Slavery in California remains an open secret, yet primary source documentation does exist. Colored US Troops first officially joined the armed service on May 22, 1863. Recognition for the California Colored Troops in the US Civil war and Slavery in California awaits on official cultural resource study essential to documentation the record.
San Francisco celebrates a 63rd Juneteenth Celebration. S.F. is home to the Presido, where much documentation of early California, especially the years of military command and where many US Colored Troops first began joining the armed service, officially on May 22, 1863.
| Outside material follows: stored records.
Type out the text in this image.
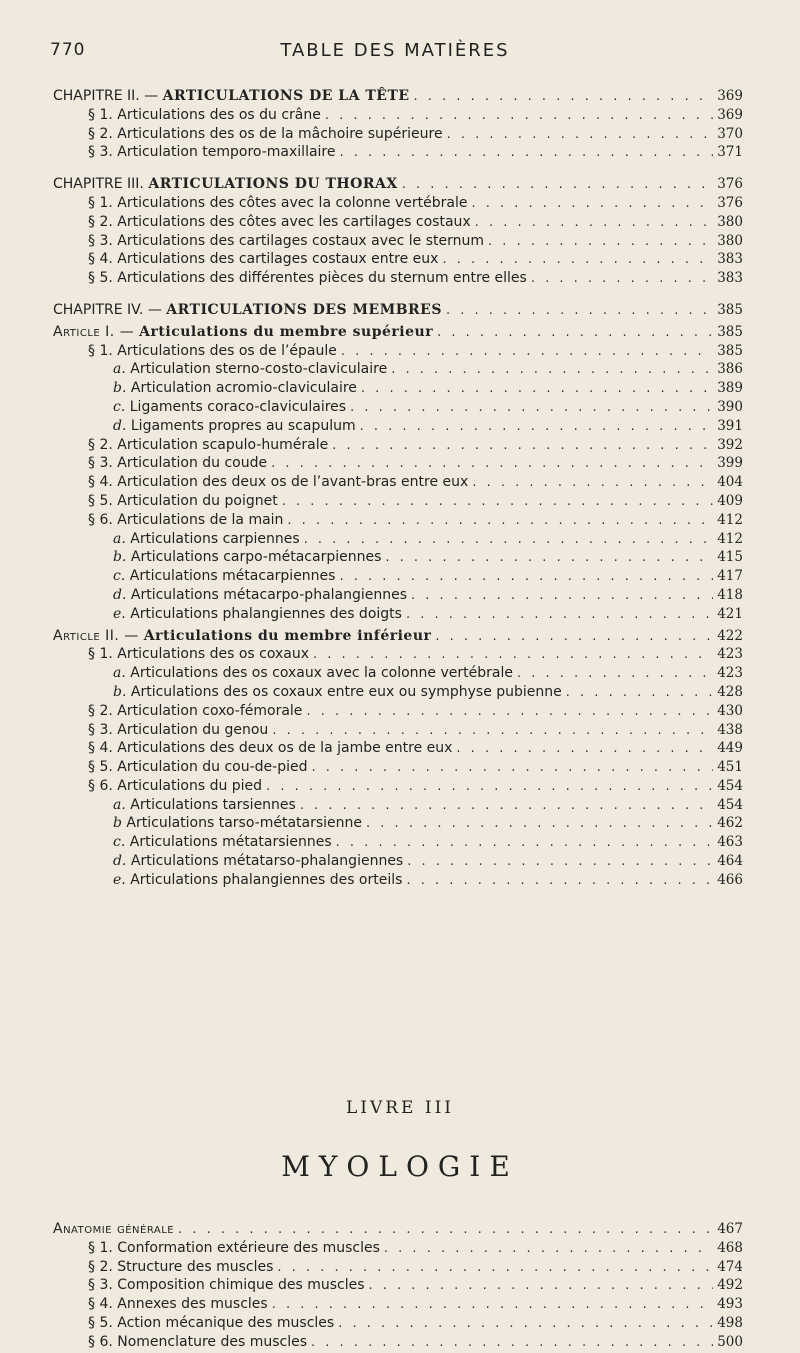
770	TABLE DES MATIÈRES
CHAPITRE II. — ARTICULATIONS DE LA TÊTE . . .	369
§ 1. Articulations des os du crâne . . .	369
§ 2. Articulations des os de la mâchoire supérieure . . .	370
§ 3. Articulation temporo-maxillaire . . .	371
CHAPITRE III. ARTICULATIONS DU THORAX . . .	376
§ 1. Articulations des côtes avec la colonne vertébrale . . .	376
§ 2. Articulations des côtes avec les cartilages costaux . . .	380
§ 3. Articulations des cartilages costaux avec le sternum . . .	380
§ 4. Articulations des cartilages costaux entre eux . . .	383
§ 5. Articulations des différentes pièces du sternum entre elles . . .	383
CHAPITRE IV. — ARTICULATIONS DES MEMBRES . . .	385
Article I. — Articulations du membre supérieur . . .	385
§ 1. Articulations des os de l’épaule . . .	385
a. Articulation sterno-costo-claviculaire . . .	386
b. Articulation acromio-claviculaire . . .	389
c. Ligaments coraco-claviculaires . . .	390
d. Ligaments propres au scapulum . . .	391
§ 2. Articulation scapulo-humérale . . .	392
§ 3. Articulation du coude . . .	399
§ 4. Articulation des deux os de l’avant-bras entre eux . . .	404
§ 5. Articulation du poignet . . .	409
§ 6. Articulations de la main . . .	412
a. Articulations carpiennes . . .	412
b. Articulations carpo-métacarpiennes . . .	415
c. Articulations métacarpiennes . . .	417
d. Articulations métacarpo-phalangiennes . . .	418
e. Articulations phalangiennes des doigts . . .	421
Article II. — Articulations du membre inférieur . . .	422
§ 1. Articulations des os coxaux . . .	423
a. Articulations des os coxaux avec la colonne vertébrale . . .	423
b. Articulations des os coxaux entre eux ou symphyse pubienne . . .	428
§ 2. Articulation coxo-fémorale . . .	430
§ 3. Articulation du genou . . .	438
§ 4. Articulations des deux os de la jambe entre eux . . .	449
§ 5. Articulation du cou-de-pied . . .	451
§ 6. Articulations du pied . . .	454
a. Articulations tarsiennes . . .	454
b Articulations tarso-métatarsienne . . .	462
c. Articulations métatarsiennes . . .	463
d. Articulations métatarso-phalangiennes . . .	464
e. Articulations phalangiennes des orteils . . .	466
LIVRE III
MYOLOGIE
Anatomie générale . . .	467
§ 1. Conformation extérieure des muscles . . .	468
§ 2. Structure des muscles . . .	474
§ 3. Composition chimique des muscles . . .	492
§ 4. Annexes des muscles . . .	493
§ 5. Action mécanique des muscles . . .	498
§ 6. Nomenclature des muscles . . .	500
There is a wonderful legacy of California Juneteenth and many wonderful places to hear the authentic story of California Juneteenth.
Documentation of slavery in Los Angeles, San Diego, Sacramento, Stockton and all throughout Gold Rush Country remains a task the California State Legislature should address this 150th Anniversary of the Emancipation Proclamation and U.S. Civil War.
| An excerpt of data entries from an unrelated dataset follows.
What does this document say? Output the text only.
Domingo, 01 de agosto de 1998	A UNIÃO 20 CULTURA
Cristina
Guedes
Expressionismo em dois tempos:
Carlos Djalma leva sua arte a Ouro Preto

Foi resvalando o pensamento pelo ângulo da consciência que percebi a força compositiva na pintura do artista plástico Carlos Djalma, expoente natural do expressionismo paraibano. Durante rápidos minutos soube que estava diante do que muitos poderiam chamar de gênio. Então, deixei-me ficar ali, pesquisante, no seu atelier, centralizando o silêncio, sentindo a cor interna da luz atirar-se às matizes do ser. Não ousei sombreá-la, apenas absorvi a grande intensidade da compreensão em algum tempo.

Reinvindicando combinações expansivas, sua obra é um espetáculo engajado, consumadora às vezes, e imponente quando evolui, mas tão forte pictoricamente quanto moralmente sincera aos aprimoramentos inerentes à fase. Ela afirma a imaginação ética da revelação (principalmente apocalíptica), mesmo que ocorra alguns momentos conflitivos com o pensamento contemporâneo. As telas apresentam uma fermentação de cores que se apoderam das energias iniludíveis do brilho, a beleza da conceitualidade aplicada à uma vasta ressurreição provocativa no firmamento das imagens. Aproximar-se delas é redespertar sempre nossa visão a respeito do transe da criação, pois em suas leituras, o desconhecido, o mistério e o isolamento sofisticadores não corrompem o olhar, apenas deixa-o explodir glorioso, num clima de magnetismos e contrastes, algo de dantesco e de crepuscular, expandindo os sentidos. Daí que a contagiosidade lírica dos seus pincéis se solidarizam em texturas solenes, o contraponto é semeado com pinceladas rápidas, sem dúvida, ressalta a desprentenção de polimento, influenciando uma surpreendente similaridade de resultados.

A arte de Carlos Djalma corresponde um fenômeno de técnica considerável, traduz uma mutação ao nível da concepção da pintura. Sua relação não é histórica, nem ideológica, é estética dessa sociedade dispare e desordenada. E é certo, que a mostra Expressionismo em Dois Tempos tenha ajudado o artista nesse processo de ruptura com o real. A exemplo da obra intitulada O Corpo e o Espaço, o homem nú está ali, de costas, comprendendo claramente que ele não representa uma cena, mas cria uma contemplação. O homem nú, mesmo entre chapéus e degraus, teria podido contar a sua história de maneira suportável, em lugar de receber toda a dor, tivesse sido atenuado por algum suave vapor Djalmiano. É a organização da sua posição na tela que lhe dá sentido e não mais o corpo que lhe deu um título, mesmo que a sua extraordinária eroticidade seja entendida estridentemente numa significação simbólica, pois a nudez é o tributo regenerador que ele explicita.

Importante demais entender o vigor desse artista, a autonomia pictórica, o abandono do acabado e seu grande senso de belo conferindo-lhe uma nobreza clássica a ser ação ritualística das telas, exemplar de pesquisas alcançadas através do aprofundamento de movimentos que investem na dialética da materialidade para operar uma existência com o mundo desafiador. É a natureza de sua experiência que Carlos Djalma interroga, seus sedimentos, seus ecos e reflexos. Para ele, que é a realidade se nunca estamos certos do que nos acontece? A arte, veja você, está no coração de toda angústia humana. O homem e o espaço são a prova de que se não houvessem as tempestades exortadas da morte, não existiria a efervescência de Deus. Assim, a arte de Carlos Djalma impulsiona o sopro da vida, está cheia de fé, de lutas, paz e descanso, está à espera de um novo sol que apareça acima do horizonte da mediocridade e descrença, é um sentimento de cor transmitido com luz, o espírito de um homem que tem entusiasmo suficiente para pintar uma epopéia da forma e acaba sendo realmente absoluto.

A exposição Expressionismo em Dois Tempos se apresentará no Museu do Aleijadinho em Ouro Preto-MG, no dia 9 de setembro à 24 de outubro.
Many California Juneteenth celebrations may finally began to share the legacy of people of African ancestry in the Great State of California.
In Texas, many found out that slavery ended on June 19, 1865, as General Granger and 2000 Union troops enforced freedom for an estimated 250,000 enslaved humans two months after the end of the Civil War.
When did folk enslaved in California find out they were free, some people still may not know?
State Senator Ed Vincent, Los Angeles authored Juneteeth Legislation to mandate recognition of the 3rd Saturday in June an official statewide celebration of California Juneteenth.
Monday, April 22, 2013
Slavery in California ~ Old Sacramento Tour
117 J Street @ Commonwealth Ave
6:00 pm ~ 7:30 pm
join us as we explore the possibilities...
Juneteenth Capay Valley
Wednesday, June 19, 2013
Highway 16 ~ Guinda, CA
co-hosted by the California Black Agriculture Working Group
We are not Texas and by no means did Texas have all the enslaved human suffering from centuries of long and a difficult journey towards freedom. Juneteenth is a special day in US past, present and future, a National Day of Observance.
Slavery in California was a fact of life and a comprehensive official study has yet to be afforded any consideration of utility by our California Legislature. Historical amnesia is on full view in my birth home of Sacramento, California and hard fought minimal gains are discounted and disrespected.
Our California State Legislature enacted laws to restrict the right to vote by Black citizens, restrict the right to fund education for black students, restrict the right to testify in court for black people and restrict land ownership for black people.
Today, it is a few black folk the most vicious opponents to making change...
Xenophilia, must protect the general public from knowing about the first California Governor Peter Burnett in his first official speech, "proposed to export all Black people out of the State of California."
The official measure failed by the smallest of margins.
Juneteenth represents exactly what U.S. General Granger said to those enslaved in the fields in Texas, General Order #3 says, "you are no longer slaves, you are employees... now get back to work."
95% of Black folk in America were on the farm working for free for hundreds of years and today Black Farmers are all but forgotten, especially by Black people.
Slavery in California was the real thing...
Today, California Black Agriculture produces represent 1/4th of 1 pecent of all Farmers in California.
We must remove the terrible image of a carry-over from legal chattel slavery throughout the Westen Hemisphere and remove stigma and legal obstacles to entry level agriculture labor being "undocumented and often enslavement."
May the spirit of William Alexander Leidesdorff, Jr., "African Founding Father of California" guide you to discover the legacy of "California Juneteenth, Our Journey Towards Freedom."